Out of all the testimony submitted to the House regarding HB 68, across four hearings, 337 statements were against the bill and 23 were in favor.

Mallory Golksi, civic engagement and advocacy manager for Kaleidoscope Youth Center of Columbus, was one of the few who got to speak at the last hearing. She questioned whether the committee members had heard enough from the people who would be most directly affected by their votes.

“I wonder how many of you, including the bill’s sponsors, have actually taken the time to talk to any transgender person, especially transgender youth, to learn about their lives and experiences,” she said.

“I have a deep concern for sentiments that have been shared today and in previous hearings regarding young people’s incompetence or inability to know themselves well enough to be trusted when they articulate who they are.”

Where things stand

On June 21, the House passed the bill, with all but two Republicans voting in favor and all Democrats voting against.

“We are talking about medical ethics,” said Rep. Gary Click, the bill’s sponsor, according to the Ohio Capital Journal. “We know that children can’t provide informed consent. They don’t have that capacity.” 

The bill now heads to the Ohio Senate.

Signal Cleveland compiled a selection of excerpts from some of written testimony submitted for the June 14 hearing. (We did not include testimony related to HB6, which can be found here.)

‘When applied to children, this practice is reckless and destructive’

Four years ago I naively believed that most of the doctors and therapists who provided services to gender dysphoric patients were looking out for the best interests of their patients. Since then, I’ve spoken with clinicians, patients, therapists, academics, and policymakers about gender medicine, and I’ve come to realize that gender medicine is not healthcare, it is an attempt to achieve a form of perfection through medicalization. While I have no desire to stop competent adults from accessing these services, when applied to children, this practice is reckless and destructive.

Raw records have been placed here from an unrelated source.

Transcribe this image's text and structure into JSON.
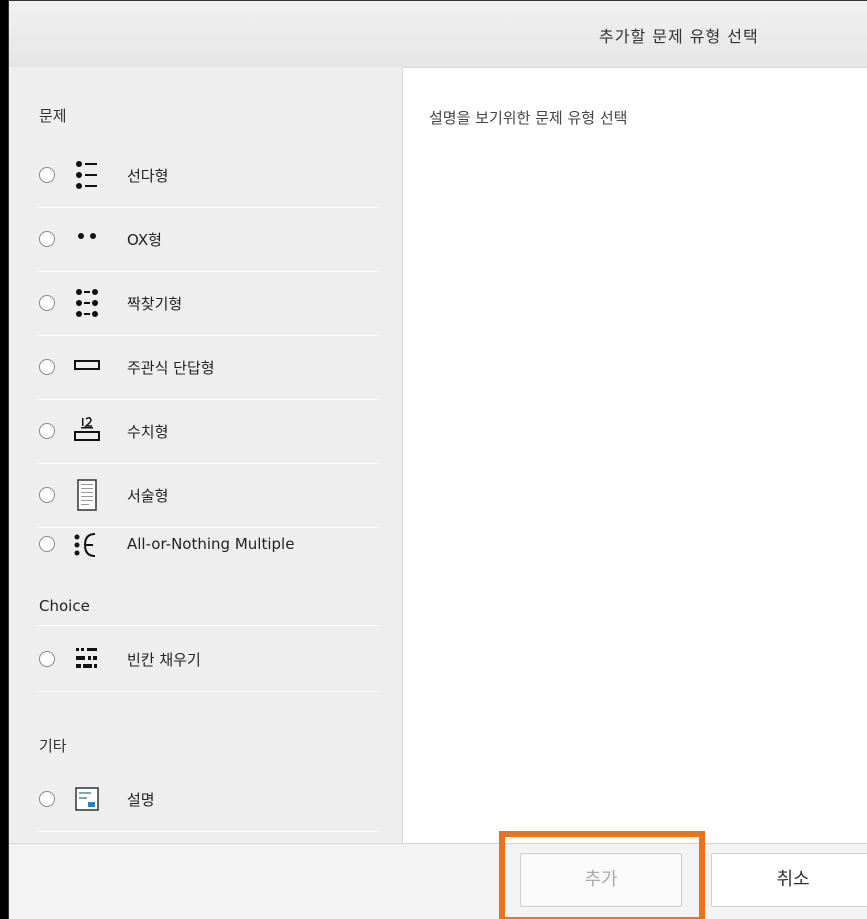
{
  "dialog": {
    "title": "추가할 문제 유형 선택",
    "description": "설명을 보기위한 문제 유형 선택"
  },
  "sections": {
    "questions": "문제",
    "other": "기타"
  },
  "items": [
    {
      "label": "선다형",
      "icon": "multiple-choice-icon"
    },
    {
      "label": "OX형",
      "icon": "true-false-icon"
    },
    {
      "label": "짝찾기형",
      "icon": "matching-icon"
    },
    {
      "label": "주관식 단답형",
      "icon": "short-answer-icon"
    },
    {
      "label": "수치형",
      "icon": "numerical-icon"
    },
    {
      "label": "서술형",
      "icon": "essay-icon"
    },
    {
      "label": "All-or-Nothing Multiple",
      "label_continuation": "Choice",
      "icon": "all-or-nothing-icon"
    },
    {
      "label": "빈칸 채우기",
      "icon": "cloze-icon"
    },
    {
      "label": "설명",
      "icon": "description-icon"
    }
  ],
  "buttons": {
    "add": "추가",
    "cancel": "취소"
  },
  "colors": {
    "highlight": "#e8731a"
  }
}
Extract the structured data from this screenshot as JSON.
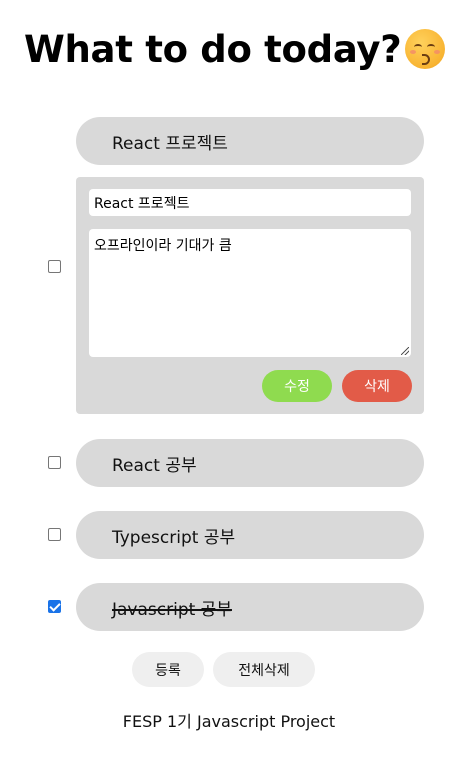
{
  "header": {
    "title": "What to do today?",
    "emoji": "kissing-face-icon"
  },
  "todos": [
    {
      "label": "React 프로젝트",
      "checked": false,
      "editing": true,
      "edit_title": "React 프로젝트",
      "edit_content": "오프라인이라 기대가 큼",
      "edit_button": "수정",
      "delete_button": "삭제"
    },
    {
      "label": "React 공부",
      "checked": false
    },
    {
      "label": "Typescript 공부",
      "checked": false
    },
    {
      "label": "Javascript 공부",
      "checked": true
    }
  ],
  "actions": {
    "register": "등록",
    "delete_all": "전체삭제"
  },
  "footer": {
    "text": "FESP 1기 Javascript Project"
  },
  "colors": {
    "pill": "#d9d9d9",
    "edit": "#8fdb4f",
    "delete": "#e25b48",
    "checkbox": "#1a73e8"
  }
}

At some point the data will catch up to the practice and we’ll know for certain when, if ever, it is appropriate to medically change the sex of children. But given the absence of evidence, and given the clinicians’ own lack of regard for evidence-based medicine, this committee should assume its mantle as the regulator of last resort and refer HB 68 out of committee.

Corinna Cohn

‘This bill goes against the core of Christian love’

HB 68 violates God’s commandment to love our neighbors and intensifies the headwinds of contempt, bullying and scapegoating which put LGBTQ+ youth at such high risk of suicide. This bill goes against the core of Christian love.

Trans children are no danger to you. The sponsors and supporters of this bill appear to be using them as scapegoats. Legislation like this increases the risk of hate crimes. If you pass this bill, you will be putting the lives of LGBTQ+ children and youth in greater danger

Ariel Miller
Reporter and human services advocate, Episcopal Diocese of Southern Ohio

‘My daughter is the success story’

As the mother of a thriving transgender daughter who just got accepted into her dream college and who is living her best and fullest life, I am tired of us measuring the success of a transgender young person’s life by whether or not they are suicidal. My daughter is just one example of so many that loving our children for who they know themselves to be and providing the evidence-based gender-affirming medical care they deserve leads to happy and thriving adults.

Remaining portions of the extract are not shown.